Bug 16489 - rhyper() get wrong results when m <<n.
Summary: rhyper() get wrong results when m <<n.
Status: CLOSED FIXED
Alias: None
Product: R
Classification: Unclassified
Component: Accuracy (show other bugs)
Version: R 3.2.1
Hardware: All All
: P3 normal
Assignee: R-core
URL:
Depends on:
Blocks:
 
Reported: 2015-07-27 19:57 UTC by Mia Zhang
Modified: 2015-07-29 11:05 UTC (History)
2 users (show)

See Also:


Attachments

Note You need to log in before you can comment on or make changes to this bug.
Description Mia Zhang 2015-07-27 19:57:36 UTC
Dear all, 
It seems that rhyper() gives out wrong results randomly when m << n. 

rhyper(nn,m,n,k) generates hypergeometric distribution random numbers. according to theory, the mean of the random numbers generated should be around  m/(m+n)*k,

In my example, I keep m+n=1e9,k=1e6 and changing m. 

Here is what I get: 

> # this result is reasonable, the mean is around 1. 
> mean(rhyper(100,1000,1e9-1000,1e6))
[1] 0.91

> # ok
> mean(rhyper(100,2000,1e9-2000,1e6))
[1] 2.04

> # the mean should be around 5
> mean(rhyper(100,5000,1e9-5000,1e6))
[1] 0.64

> # the mean should be around 6
> mean(rhyper(100,6000,1e9-6000,1e6))
[1] 1.55

> # the mean should be around 8,but it gives out a 0!
> mean(rhyper(100,8000,1e9-8000,1e6))
[1] 0

> # the mean should be around 9
> mean(rhyper(100,9000,1e9-9000,1e6))
[1] 0.45

> #back to normal 
> mean(rhyper(100,10000,1e9-10000,1e6))
[1] 10.46

> #good
> mean(rhyper(100,20000,1e9-20000,1e6))
[1] 20.14

I get the first two right, but the ones in the middle are wrong, and strangely, it comes to normal again. 

Best regards
Mia
Comment 1 Peter Dalgaard 2015-07-27 21:06:22 UTC
Confirmed on OS X. Curiously, it doesn't seem to affect the inverse distribution function method:

 > mean(rhyper(100,8000,1e9-8000,1e6))
[1] 0
> mean(qhyper(runif(100),8000,1e9-8000,1e6))
[1] 8.48

...which may also offer a passable workaround.
Comment 2 Martin Maechler 2015-07-28 15:22:41 UTC
(In reply to Peter Dalgaard from comment #1)
> Confirmed on OS X. Curiously, it doesn't seem to affect the inverse
> distribution function method:
> 
>  > mean(rhyper(100,8000,1e9-8000,1e6))
> [1] 0
> > mean(qhyper(runif(100),8000,1e9-8000,1e6))
> [1] 8.48
> 
> ...which may also offer a passable workaround.

Yes....  Note that we are in a situation of large integer parameters (total = 1e9 *is* large), notably for the cases the algorithms were defined for,
*and*  we already had patched  qhyper() in the past for these.

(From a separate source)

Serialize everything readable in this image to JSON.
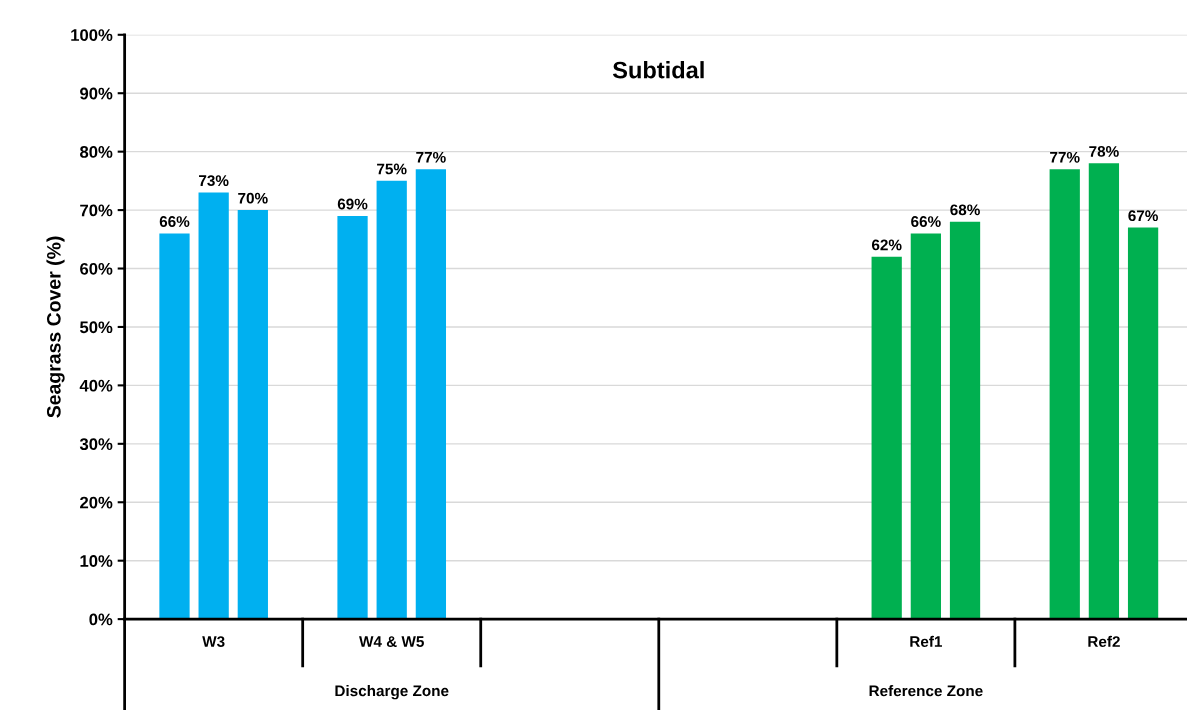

((though it seems to me that the "large" branch there is also improvable).

BTW: It *is* branch II in the rhyper() algorithm, but there is no underflow 
     to 0 in  w = exp(...); w is actually pretty large (because of 'con')
Comment 3 Martin Maechler 2015-07-29 11:05:39 UTC
(In reply to Martin Maechler from comment #2)
> (In reply to Peter Dalgaard from comment #1)
> > Confirmed on OS X. Curiously, it doesn't seem to affect the inverse
> > distribution function method:
> > 
> >  > mean(rhyper(100,8000,1e9-8000,1e6))
> > [1] 0
> > > mean(qhyper(runif(100),8000,1e9-8000,1e6))
> > [1] 8.48
> > 
> > ...which may also offer a passable workaround.
> 
> Yes....  Note that we are in a situation of large integer parameters (total
> = 1e9 *is* large), notably for the cases the algorithms were defined for,
> *and*  we already had patched  qhyper() in the past for these.
> 
> ((though it seems to me that the "large" branch there is also improvable).
> 
> BTW: It *is* branch II in the rhyper() algorithm, but there is no underflow 
>      to 0 in  w = exp(...); w is actually pretty large (because of 'con')


In the end, it was just an integer multiplication overflow..

Committed to R-devel and will be ported to "R 3.2.2 patched".